Due to space, we can only give a high-level example of how AA1 updates the network upon receipt of a new instance. A detailed example is found in [3]. Consider the network of Figure 2.

Assume the new instance is positive and causes the top node to output ?, node n3 to output 1 and node n2 to output ?. The result of processing the new instance is in Figure 3. Note that Node Selection took place and node n5 was selected as a growth node, since it discriminates the new instance from two of the three discordant instances. Node Addition was then necessary and resulted in the creation of input A (sufficient to discriminate the new instance from the remaining discordant non-discriminated instance). Node n5 was subsequently combined with input A (degenerated growth node) to produce a OSDN (node n3). The OSDN was finally combined with the old top node (node n2) to produce a new complete discriminant top node (node n1).

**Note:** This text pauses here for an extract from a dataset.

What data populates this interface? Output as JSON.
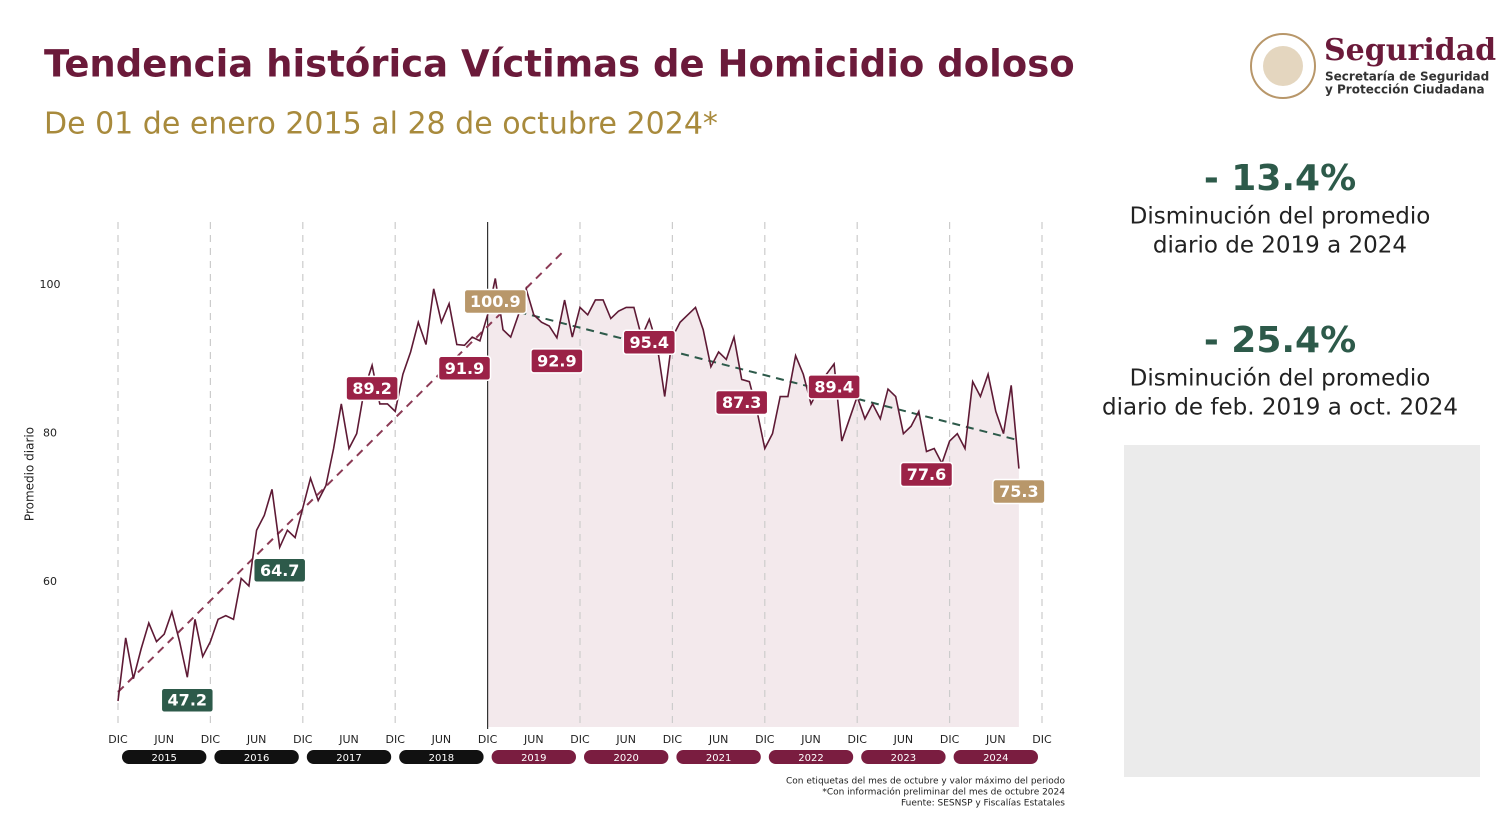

When two nodes N 1 and N 2 combine and give rise to a parent node PN with function f, PN’s node table is loaded by applying f pairwise to corresponding cells in N 1 ’s and N 2 's node tables. It follows that PN's node table contains the values that PN would output for each instance in the current instance set (i.e., there is no need to rebroadcast all the instances of the instance set to the modified network).

n1 OR

3. AA1 Is Correct In this section, we prove that AA1 always fulfills the current instance set. Note first that processing the delete-list is trivially correct since emptying cells does not change the complete discriminant nature of the current top node. We show that processing the add-list is also correct.

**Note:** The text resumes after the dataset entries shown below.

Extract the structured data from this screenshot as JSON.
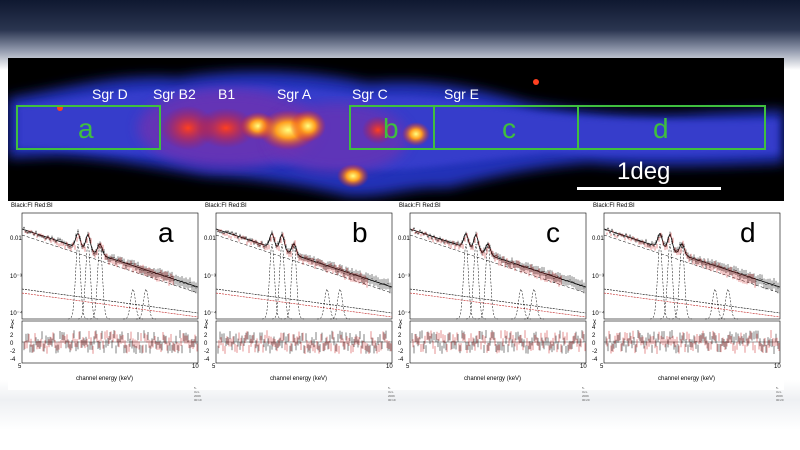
{
  "map": {
    "labels": [
      "Sgr D",
      "Sgr B2",
      "B1",
      "Sgr A",
      "Sgr C",
      "Sgr E"
    ],
    "regions": [
      "a",
      "b",
      "c",
      "d"
    ],
    "scale_label": "1deg"
  },
  "panels": [
    {
      "title": "Black:FI Red:BI",
      "letter": "a",
      "xlabel": "channel energy (keV)",
      "x_ticks": [
        "5",
        "10"
      ],
      "y_ticks": [
        "0.01",
        "10⁻³",
        "10⁻⁴"
      ],
      "resid_ticks": [
        "-4",
        "-2",
        "0",
        "2",
        "4"
      ],
      "resid_label": "χ",
      "stamp": "5-Oct-2009 00:19"
    },
    {
      "title": "Black:FI Red:BI",
      "letter": "b",
      "xlabel": "channel energy (keV)",
      "x_ticks": [
        "5",
        "10"
      ],
      "y_ticks": [
        "0.01",
        "10⁻³",
        "10⁻⁴"
      ],
      "resid_ticks": [
        "-4",
        "-2",
        "0",
        "2",
        "4"
      ],
      "resid_label": "χ",
      "stamp": "5-Oct-2009 00:19"
    },
    {
      "title": "Black:FI Red:BI",
      "letter": "c",
      "xlabel": "channel energy (keV)",
      "x_ticks": [
        "5",
        "10"
      ],
      "y_ticks": [
        "0.01",
        "10⁻³",
        "10⁻⁴"
      ],
      "resid_ticks": [
        "-4",
        "-2",
        "0",
        "2",
        "4"
      ],
      "resid_label": "χ",
      "stamp": "5-Oct-2009 00:20"
    },
    {
      "title": "Black:FI Red:BI",
      "letter": "d",
      "xlabel": "channel energy (keV)",
      "x_ticks": [
        "5",
        "10"
      ],
      "y_ticks": [
        "0.01",
        "10⁻³",
        "10⁻⁴"
      ],
      "resid_ticks": [
        "-4",
        "-2",
        "0",
        "2",
        "4"
      ],
      "resid_label": "χ",
      "stamp": "5-Oct-2009 00:20"
    }
  ],
  "colors": {
    "region_box": "#3fbf3f",
    "series_fi": "#000000",
    "series_bi": "#cc2020",
    "map_bg": "#000000"
  }
}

Let NI be the instance being processed. Let I be the set of current discordant instances that NI must be discriminated from, and OSDN a one-sided discriminant node that discriminates NI from I.

Let CTN be the current top node, and NTN the node resulting from combining CTN and OSDN.

Lemma 1 shows that Node Selection and Node Addition give rise to a set of growth nodes, each of which discriminates NI from some subset of I such that the union of these subsets is I.